Role of the state
Roberto Cabot : Brazil has recently experienced violent protest movements, particularly so in Rio de Janeiro. These protests are rooted in the issue of urban mobility. People aren’t protesting about housing issues anymore—we have moved on to something else: how should I go from home to work, to go and enjoy myself, to visit my parents or my friends. What is the solution to the issue of mobility in Rio de Janeiro, with all this fragmentation you mention?
Washington Fajardo : The city has made some planning investments in this regard. Its territorial integration plan dates back to 1965—emphasis was on the roads but this plan has since changed and the BRT (Bus Rapid Transit) system, which is its most recent outcome, has been operational for the past two years. Today, eighteen percent of the population is using this high-capacity transportation system and this figure is going to reach sixty percent.
I would like to draw attention to an aspect I find important and which is, for that matter, rarely discussed: the role of government in the city. These social movements and protests are the direct result of the inefficient management of Brazil’s urban territory, which is linked to the redefinition of the state during these past two decades. Political structures and territorial organization have indeed been carried out according to the principle of the minimal state, due to longstanding public opinion on the state’s inefficiency, but there can be no urban planning without government. Indeed, the free market will never assume responsibility for this function because the organization of the common good necessarily comes under the purview of the state, which generates its own planning. But although the Brazilian government is still interested in sectoral issues and in the social and economic agendas, since the 1970s it has abandoned territorial programs of metropolitan planning.

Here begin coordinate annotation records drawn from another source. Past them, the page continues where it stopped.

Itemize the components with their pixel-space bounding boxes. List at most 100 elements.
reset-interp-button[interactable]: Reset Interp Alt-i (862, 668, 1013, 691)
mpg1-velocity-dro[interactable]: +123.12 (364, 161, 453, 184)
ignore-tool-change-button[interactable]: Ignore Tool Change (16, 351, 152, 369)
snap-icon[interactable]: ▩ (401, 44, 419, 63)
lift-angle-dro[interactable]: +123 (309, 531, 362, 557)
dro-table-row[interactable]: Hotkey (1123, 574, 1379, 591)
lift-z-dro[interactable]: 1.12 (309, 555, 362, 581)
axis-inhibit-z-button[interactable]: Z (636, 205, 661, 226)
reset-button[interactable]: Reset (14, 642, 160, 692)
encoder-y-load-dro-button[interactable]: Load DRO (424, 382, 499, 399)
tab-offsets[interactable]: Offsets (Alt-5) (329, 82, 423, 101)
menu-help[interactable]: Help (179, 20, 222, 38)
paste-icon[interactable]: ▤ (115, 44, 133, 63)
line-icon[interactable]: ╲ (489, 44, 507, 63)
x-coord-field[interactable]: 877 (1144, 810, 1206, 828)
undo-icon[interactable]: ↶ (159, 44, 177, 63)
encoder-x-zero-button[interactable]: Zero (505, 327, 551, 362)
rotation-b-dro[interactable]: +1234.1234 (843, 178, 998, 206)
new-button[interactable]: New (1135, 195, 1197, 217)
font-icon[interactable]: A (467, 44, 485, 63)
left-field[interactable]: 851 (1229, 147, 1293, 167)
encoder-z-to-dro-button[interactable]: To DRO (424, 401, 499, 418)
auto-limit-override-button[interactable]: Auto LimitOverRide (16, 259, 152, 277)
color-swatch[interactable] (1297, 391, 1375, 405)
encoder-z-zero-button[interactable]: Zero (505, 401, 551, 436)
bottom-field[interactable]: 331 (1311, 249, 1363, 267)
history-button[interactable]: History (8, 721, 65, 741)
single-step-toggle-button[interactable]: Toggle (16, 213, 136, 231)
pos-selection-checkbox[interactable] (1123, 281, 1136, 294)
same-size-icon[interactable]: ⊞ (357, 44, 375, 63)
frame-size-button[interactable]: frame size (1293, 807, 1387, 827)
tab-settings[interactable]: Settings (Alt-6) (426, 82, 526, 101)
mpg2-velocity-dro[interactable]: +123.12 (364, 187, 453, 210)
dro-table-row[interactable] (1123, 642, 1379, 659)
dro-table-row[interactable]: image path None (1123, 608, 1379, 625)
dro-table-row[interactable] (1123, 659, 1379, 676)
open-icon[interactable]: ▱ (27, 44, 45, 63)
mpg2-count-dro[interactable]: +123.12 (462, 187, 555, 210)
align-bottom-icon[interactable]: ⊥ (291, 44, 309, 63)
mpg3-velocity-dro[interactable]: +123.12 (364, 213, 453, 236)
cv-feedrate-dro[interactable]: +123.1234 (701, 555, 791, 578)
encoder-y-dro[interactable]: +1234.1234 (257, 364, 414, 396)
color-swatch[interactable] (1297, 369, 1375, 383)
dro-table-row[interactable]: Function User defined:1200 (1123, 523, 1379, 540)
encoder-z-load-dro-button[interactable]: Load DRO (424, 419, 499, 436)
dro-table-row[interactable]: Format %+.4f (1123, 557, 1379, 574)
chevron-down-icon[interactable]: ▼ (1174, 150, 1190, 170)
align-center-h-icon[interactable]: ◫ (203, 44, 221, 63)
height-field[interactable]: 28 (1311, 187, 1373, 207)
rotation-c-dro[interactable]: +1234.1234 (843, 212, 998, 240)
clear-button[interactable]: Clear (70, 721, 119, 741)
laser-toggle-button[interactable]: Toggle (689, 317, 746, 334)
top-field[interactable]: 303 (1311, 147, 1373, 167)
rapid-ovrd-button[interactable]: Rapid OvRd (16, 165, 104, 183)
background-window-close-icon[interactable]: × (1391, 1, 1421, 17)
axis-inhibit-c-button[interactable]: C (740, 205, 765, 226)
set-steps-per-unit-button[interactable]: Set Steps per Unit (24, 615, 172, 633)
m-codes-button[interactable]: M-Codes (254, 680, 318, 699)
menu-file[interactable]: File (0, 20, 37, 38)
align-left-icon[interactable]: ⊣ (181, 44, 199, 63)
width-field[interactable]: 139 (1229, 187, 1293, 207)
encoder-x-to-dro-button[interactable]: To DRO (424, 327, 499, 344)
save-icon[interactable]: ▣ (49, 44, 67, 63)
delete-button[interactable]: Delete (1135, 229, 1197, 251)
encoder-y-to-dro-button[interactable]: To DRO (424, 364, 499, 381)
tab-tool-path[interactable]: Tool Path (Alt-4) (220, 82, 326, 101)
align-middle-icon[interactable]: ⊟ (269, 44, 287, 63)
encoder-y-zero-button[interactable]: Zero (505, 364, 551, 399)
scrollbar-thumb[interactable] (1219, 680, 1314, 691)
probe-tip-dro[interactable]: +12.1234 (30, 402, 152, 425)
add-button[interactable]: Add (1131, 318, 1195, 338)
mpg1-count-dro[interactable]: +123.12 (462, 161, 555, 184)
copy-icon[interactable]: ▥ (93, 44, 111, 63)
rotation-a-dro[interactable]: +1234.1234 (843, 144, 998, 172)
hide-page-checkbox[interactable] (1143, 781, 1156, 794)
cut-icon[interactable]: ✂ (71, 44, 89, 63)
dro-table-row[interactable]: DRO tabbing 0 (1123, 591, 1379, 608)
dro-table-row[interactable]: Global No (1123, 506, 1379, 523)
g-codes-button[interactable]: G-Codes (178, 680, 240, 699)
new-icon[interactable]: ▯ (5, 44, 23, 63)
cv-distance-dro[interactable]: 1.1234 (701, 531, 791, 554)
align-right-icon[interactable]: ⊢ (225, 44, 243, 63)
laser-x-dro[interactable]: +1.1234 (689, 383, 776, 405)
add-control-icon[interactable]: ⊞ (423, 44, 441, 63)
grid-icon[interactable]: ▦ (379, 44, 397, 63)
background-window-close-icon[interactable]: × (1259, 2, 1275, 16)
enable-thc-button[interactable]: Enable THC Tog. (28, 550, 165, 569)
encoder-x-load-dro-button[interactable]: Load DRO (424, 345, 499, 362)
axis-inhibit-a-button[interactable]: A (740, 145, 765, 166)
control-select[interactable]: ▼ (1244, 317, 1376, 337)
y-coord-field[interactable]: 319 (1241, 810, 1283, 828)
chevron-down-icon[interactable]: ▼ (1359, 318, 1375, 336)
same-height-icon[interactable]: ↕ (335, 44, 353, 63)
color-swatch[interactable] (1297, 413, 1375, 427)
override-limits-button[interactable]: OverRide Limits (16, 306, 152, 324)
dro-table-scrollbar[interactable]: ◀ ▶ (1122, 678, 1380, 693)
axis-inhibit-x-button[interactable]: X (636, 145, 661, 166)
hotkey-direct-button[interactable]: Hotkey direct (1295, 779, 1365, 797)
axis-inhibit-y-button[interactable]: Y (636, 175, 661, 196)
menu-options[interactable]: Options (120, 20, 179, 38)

In Rio de Janeiro’s case, this question has been completely set aside. The mayor of Niterói recently called the mayor of Rio to ask him to postpone the demolition of the “Perimetral” by one weekend. This phone call from one mayor to another in the Guanabara Bay represents the first urban planning meeting in thirty years. Structural issues have been abandoned because we have focused on finding solutions to economic and social issues, the solution to the other problems of the city supposedly following suit. This was a big mistake. In reality, from the point of view of urban affairs, the issue of the state’s presence and of urban planning need to be urgently revised. In my experience of the public sector, as planning practices were gradually set aside, the planning mindset also started to disappear. Government bodies which carry out planning end up being weakened, not because of the people in place, but because of this kind of free market thinking. Nevertheless, at the end of the day, although the organization of transport can indeed be conceded to private operators, its planning can only be carried out by the government.
Roberto Cabot: Is the issue of public-private partnerships essential now that they have become one of the key practices of Rio’s urban policy?
Washington Fajardo: This is indeed the case due to the end of the welfare state, which also had an urban dimension. I consider that public-private partnerships are an excellent solution to give effect to decisions which were generated by public planning, even though the latter clearly remains a responsibility of the state. I insist on the fact that these partnerships and this model are good things, even though they were created by Thatcher’s government. They been adopted in different countries, in Scandinavia for instance, but if the government doesn’t know what it wants and doesn’t hold its operators accountable, this type of contract will always tend to failure.
Roberto Cabot: Rio has a long history and some very “heavy” heritage. How can our city balance the need for growth and renewal with that of preserving its heritage and its leisure industry?
Washington Fajardo: I appreciate the fact that you talk about the “weight” of this heritage because it is interesting to think about its materiality and its density, which relates to the two very different historical epochs of Rio—that of the city as Brazil’s capital and that of the city as a simple municipality. Rio is 450 years old but it has only existed as a municipality since 1975, which is why I say that Rio is now an adolescent city, which is still learning to know itself.
Rio had no autonomy—its function was to envision the country’s progress. The urban space itself was conceived and projected as lessons, as models destined to be adopted by other Brazilian cities. It was the city-as-a-standard, but after 1975 it had to become autonomous and to manage its problems by itself—a complete novelty in more than four centuries of existence.
The city’s heritage institute, which I’m in charge of, became active in 1984 during the period of redemocratization. It was created due to the opposition to a project of a north-south avenue which would rip apart the Saara neighborhood and tear down the Real Gabinete Português de Leitura. Civil society reacted, which led to repercussions on the way the studies were carried out by municipal technicians. That is how the “cultural corridor” was born. Since that time this corridor has acquired some political legitimacy and has become the focal point of collective interests. It now conveys other values than that of federal heritage, i.e., the value of the urban ensemble, of public space and eclecticism, which were neglected by the heritage authorities up to that point.